When his former drill sergeant introduced himself, Johnson did not recognize him at first. “He approached me and was smiling as he shook my hand,” Johnson said. “The name was familiar, but the rank was throwing me off. He was a staff sergeant when I knew him.”
“I said, ‘Patrick Johnson, Foxtrot Falcon [the name of his training company] right?’ as I shook his hand,” Goble said. “He was shocked to see that I was an officer.”
“I called my mom later that night,” Johnson said, “because it was such a trip seeing him like that.”
Johnson recalled his former drill sergeant as always fair and well-respected.
“You never knew what he was thinking,” Johnson said. “It’s absurd comparing how laid back he is now to how intense he was then. He was unmistakably a drill sergeant.”
While Goble’s role has changed since his transition to the officer ranks, he said he still is an old medic at heart.
“Part of me always remembers him in a medical sense,” Johnson said. “He still mentors me today, … and I still go to him for guidance and advice.”
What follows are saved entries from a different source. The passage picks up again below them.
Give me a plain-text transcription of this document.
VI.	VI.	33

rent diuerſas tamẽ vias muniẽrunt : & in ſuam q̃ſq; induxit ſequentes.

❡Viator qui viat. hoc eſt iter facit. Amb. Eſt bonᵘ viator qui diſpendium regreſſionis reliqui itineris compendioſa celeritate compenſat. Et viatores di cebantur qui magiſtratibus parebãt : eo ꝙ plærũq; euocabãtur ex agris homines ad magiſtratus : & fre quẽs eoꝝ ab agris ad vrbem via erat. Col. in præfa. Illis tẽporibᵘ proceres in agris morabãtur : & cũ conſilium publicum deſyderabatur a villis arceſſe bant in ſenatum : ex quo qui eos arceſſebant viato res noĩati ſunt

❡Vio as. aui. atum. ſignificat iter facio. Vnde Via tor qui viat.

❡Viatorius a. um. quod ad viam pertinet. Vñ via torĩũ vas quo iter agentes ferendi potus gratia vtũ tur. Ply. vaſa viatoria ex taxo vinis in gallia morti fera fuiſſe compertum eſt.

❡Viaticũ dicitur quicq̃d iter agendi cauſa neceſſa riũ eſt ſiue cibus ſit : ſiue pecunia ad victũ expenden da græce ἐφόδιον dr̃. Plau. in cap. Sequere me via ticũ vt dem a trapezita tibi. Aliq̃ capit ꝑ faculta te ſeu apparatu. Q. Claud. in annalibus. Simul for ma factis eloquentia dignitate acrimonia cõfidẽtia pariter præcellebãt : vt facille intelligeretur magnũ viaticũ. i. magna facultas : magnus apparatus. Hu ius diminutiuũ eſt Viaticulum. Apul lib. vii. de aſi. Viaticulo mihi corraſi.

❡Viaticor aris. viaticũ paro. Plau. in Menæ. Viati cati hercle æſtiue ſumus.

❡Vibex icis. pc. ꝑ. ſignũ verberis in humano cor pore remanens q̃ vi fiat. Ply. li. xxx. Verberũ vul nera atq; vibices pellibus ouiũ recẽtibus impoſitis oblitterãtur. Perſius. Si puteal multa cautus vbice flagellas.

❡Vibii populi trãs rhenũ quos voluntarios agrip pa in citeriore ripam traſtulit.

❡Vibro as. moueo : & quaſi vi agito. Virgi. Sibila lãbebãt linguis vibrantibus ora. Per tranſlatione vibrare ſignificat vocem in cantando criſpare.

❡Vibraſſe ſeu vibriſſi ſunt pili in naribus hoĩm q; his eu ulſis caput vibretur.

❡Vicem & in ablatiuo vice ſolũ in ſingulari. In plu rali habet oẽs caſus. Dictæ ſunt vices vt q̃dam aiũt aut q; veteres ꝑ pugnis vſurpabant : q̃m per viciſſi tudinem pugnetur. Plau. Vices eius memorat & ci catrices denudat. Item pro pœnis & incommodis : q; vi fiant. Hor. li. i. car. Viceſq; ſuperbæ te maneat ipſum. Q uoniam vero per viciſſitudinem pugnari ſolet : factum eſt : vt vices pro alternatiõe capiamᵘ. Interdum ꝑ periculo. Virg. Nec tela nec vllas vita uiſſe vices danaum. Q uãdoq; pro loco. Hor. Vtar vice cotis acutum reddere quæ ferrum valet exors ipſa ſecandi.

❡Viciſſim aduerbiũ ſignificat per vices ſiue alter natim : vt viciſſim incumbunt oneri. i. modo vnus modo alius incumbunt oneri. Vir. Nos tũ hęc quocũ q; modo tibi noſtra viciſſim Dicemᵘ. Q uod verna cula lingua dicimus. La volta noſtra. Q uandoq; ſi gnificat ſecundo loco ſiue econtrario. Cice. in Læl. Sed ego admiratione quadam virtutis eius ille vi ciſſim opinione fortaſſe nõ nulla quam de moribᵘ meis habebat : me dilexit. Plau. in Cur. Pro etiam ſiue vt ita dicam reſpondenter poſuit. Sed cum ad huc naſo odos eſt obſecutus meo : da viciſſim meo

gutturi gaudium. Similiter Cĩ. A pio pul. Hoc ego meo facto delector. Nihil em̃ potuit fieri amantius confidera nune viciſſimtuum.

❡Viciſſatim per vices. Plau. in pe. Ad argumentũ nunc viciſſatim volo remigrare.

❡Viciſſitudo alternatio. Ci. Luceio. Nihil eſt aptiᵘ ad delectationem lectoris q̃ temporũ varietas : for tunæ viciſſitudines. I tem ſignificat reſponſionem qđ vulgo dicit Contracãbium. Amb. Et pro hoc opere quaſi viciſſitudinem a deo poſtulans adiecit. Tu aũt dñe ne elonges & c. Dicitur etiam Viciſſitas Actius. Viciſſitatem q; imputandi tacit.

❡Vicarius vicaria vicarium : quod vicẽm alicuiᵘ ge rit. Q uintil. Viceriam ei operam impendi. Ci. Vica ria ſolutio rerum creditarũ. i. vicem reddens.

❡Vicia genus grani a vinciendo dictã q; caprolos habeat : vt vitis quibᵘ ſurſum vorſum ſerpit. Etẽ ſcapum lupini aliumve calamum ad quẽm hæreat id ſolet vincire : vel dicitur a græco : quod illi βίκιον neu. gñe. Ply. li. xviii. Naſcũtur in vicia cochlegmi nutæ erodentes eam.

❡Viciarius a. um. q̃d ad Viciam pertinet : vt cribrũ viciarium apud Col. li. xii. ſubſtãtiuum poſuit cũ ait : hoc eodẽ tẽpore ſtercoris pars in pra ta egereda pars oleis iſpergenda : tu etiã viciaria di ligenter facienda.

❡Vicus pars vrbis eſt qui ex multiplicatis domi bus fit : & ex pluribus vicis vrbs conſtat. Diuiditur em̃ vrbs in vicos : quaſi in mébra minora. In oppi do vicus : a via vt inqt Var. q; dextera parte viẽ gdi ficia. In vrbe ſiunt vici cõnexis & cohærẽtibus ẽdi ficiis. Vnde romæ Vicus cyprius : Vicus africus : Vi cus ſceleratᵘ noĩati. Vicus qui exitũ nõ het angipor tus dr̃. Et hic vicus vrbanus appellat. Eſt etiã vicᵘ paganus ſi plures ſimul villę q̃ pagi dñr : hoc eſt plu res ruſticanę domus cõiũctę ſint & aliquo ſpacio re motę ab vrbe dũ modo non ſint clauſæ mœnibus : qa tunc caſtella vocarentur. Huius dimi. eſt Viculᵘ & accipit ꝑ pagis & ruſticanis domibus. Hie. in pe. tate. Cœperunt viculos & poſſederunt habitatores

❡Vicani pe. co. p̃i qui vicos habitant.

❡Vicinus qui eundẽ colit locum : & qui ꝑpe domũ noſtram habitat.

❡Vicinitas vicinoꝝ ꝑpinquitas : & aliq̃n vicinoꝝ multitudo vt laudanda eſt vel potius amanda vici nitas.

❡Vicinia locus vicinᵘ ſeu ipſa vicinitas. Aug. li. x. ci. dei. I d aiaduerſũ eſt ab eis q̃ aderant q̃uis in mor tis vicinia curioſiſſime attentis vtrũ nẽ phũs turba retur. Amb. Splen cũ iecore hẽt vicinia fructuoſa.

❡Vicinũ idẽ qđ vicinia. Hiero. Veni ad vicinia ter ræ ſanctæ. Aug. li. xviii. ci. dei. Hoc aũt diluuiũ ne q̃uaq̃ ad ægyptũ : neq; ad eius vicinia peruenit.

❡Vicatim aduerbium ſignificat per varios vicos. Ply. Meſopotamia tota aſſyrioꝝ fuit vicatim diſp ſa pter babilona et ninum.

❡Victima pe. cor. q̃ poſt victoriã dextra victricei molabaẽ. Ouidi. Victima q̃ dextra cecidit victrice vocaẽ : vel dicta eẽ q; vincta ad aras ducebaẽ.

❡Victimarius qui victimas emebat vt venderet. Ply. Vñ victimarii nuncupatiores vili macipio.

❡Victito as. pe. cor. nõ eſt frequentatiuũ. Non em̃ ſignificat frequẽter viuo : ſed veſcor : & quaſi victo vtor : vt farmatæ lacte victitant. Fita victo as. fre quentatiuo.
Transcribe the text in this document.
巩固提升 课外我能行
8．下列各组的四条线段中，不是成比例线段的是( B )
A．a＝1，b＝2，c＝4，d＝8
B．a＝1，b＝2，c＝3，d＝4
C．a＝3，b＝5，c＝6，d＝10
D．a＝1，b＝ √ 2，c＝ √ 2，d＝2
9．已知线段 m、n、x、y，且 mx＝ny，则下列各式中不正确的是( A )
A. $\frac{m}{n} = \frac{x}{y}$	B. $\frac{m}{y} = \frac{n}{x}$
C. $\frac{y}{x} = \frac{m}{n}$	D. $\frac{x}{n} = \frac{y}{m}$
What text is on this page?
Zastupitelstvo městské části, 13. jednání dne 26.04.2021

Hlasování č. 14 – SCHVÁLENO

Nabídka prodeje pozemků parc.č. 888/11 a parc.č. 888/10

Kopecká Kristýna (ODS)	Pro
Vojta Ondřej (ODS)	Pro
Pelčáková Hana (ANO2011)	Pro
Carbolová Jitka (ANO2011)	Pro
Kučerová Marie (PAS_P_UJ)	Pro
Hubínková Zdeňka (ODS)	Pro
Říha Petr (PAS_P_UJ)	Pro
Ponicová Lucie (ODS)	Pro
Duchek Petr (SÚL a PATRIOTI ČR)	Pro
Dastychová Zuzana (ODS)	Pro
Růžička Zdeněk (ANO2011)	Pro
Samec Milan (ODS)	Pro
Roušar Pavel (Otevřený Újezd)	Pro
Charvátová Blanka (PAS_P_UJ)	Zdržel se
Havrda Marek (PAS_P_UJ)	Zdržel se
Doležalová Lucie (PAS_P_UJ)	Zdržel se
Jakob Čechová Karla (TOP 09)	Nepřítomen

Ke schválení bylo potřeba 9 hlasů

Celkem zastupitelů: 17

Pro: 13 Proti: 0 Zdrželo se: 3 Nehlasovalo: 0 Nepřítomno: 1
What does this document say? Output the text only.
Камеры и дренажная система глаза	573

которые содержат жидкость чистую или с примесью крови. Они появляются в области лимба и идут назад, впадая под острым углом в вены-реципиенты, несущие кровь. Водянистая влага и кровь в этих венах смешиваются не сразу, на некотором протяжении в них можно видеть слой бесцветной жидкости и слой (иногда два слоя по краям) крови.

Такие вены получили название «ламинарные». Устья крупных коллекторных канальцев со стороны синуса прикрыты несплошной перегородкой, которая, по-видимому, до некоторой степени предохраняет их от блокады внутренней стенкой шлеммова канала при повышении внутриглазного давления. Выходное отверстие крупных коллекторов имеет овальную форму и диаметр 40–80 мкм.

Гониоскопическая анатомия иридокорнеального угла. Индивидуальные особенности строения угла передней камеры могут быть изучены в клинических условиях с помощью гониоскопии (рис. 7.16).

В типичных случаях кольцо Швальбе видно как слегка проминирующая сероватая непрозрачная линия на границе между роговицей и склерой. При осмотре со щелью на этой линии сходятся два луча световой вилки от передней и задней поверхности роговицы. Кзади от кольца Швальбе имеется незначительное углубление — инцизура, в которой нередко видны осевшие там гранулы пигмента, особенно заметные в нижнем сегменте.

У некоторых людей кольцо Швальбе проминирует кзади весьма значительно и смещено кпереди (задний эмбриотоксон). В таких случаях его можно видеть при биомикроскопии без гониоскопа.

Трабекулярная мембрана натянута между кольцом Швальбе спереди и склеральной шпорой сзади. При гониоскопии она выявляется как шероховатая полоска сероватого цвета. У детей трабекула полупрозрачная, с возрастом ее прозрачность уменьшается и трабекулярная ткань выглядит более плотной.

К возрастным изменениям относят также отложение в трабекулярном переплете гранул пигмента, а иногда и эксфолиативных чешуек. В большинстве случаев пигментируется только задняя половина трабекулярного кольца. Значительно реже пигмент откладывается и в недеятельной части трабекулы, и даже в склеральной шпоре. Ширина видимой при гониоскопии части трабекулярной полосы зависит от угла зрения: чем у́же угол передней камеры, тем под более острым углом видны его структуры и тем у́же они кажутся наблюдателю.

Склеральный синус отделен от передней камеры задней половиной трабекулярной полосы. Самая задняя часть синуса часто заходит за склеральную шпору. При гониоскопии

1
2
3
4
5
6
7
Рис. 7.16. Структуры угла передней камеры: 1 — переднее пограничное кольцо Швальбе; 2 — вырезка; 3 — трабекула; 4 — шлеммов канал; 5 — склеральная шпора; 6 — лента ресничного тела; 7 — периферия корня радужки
Goble, for his part, is more than comfortable with his former trainee operating on his own.
“If, God forbid, I was laying hurt, bleeding on the side of the road somewhere, I would want to look up and see Doc Johnson coming to help me,” Goble said. “He is really showing the standard of excellence he learned as a Foxtrot Falcon, and I am proud to serve with him.”